Post-incident, HR holds “a lot of policies around return to work; they’ll hold a lot of information about how to contact employees in case of emergency. They would be an important part of that kind of crisis playbook,” according to Bryson.
“By spreading information, spreading awareness, training, ongoing training, cybersecurity, all kinds of different training against insider threats, against phishing, against whatever kind of issues facing your organization, HR should be an important part of ensuring that that is rolled into professional development and learning plans,” she said.
“As members of that crisis playbook, they’d be invaluable in terms of communication, in terms of normalcy, in terms of training people to work.”

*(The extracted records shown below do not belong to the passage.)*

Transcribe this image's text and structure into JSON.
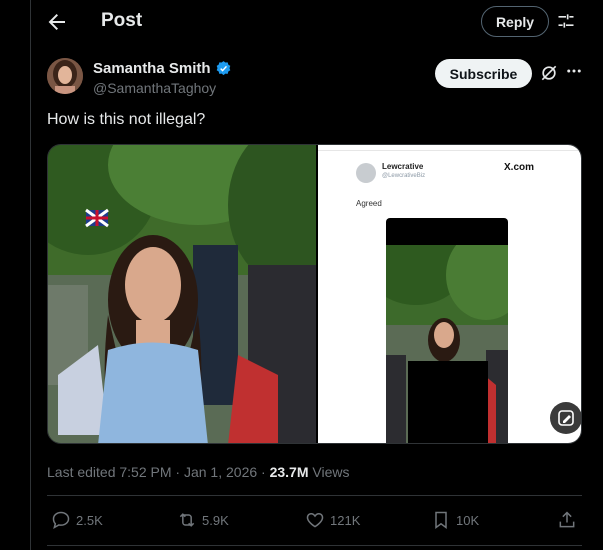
{
  "header": {
    "title": "Post",
    "reply_label": "Reply",
    "back_icon": "arrow-left-icon",
    "settings_icon": "sliders-icon"
  },
  "author": {
    "name": "Samantha Smith",
    "handle": "@SamanthaTaghoy",
    "verified": true,
    "subscribe_label": "Subscribe"
  },
  "post": {
    "text": "How is this not illegal?",
    "embedded_screenshot": {
      "author_name": "Lewcrative",
      "author_handle": "@LewcrativeBiz",
      "watermark": "X.com",
      "reply_text": "Agreed"
    }
  },
  "meta": {
    "edited_prefix": "Last edited 7:52 PM · Jan 1, 2026 · ",
    "views_count": "23.7M",
    "views_label": " Views"
  },
  "actions": {
    "replies": "2.5K",
    "reposts": "5.9K",
    "likes": "121K",
    "bookmarks": "10K"
  },
  "colors": {
    "background": "#000000",
    "text": "#e7e9ea",
    "muted": "#71767b",
    "border": "#2f3336",
    "verified": "#1d9bf0"
  }
}
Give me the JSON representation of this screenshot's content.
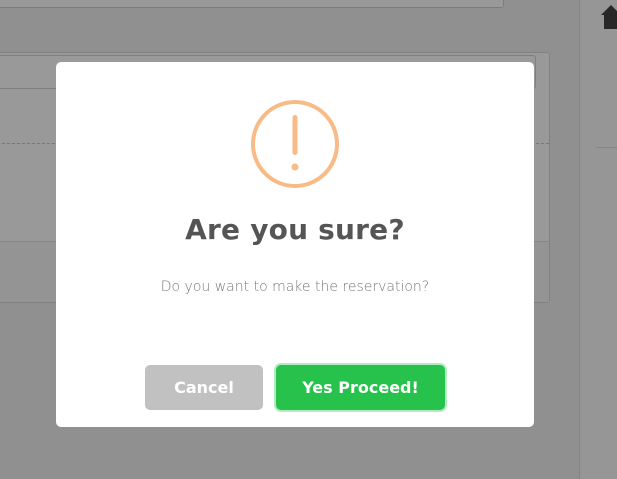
{
  "colors": {
    "warning": "#f8bb86",
    "confirm": "#27c24c",
    "cancel": "#c1c1c1",
    "title_text": "#555555",
    "body_text": "#797979"
  },
  "background": {
    "sidebar_icon": "home-icon"
  },
  "dialog": {
    "icon": "warning-icon",
    "title": "Are you sure?",
    "message": "Do you want to make the reservation?",
    "cancel_label": "Cancel",
    "confirm_label": "Yes Proceed!"
  }
}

Many companies are still not putting in place “seemingly basic cyber-related HR policies, such as ongoing security awareness training, identification of at-risk employees and internal communications after a security incident,” according to the Willis Towers Watson/EIU report.
Only 44 per cent of organizations reported they participated in ongoing security awareness training or were able to identify talent deficits in their IT departments.
Once management of the risks has been put in place, a best practice is for companies to undertake exercises that best illustrate weak points in the overall strategy, said Bryson.
“This risk tolerance and mapping exercise is step one, and that has to be undertaken by the board,” she said.
“Then, really, (it’s about) putting the finances and the resources behind a project like this.”
Combating cyber risks
Policies employed by global employers:
• ongoing security awareness training (44 per cent)
• identification of talent/skills deficits in IT/cyber (44 per cent)
• post-breach workforce planning (37 per cent)
• post-breach change management (32 per cent)
• behavioural awards or incentives (30 per cent).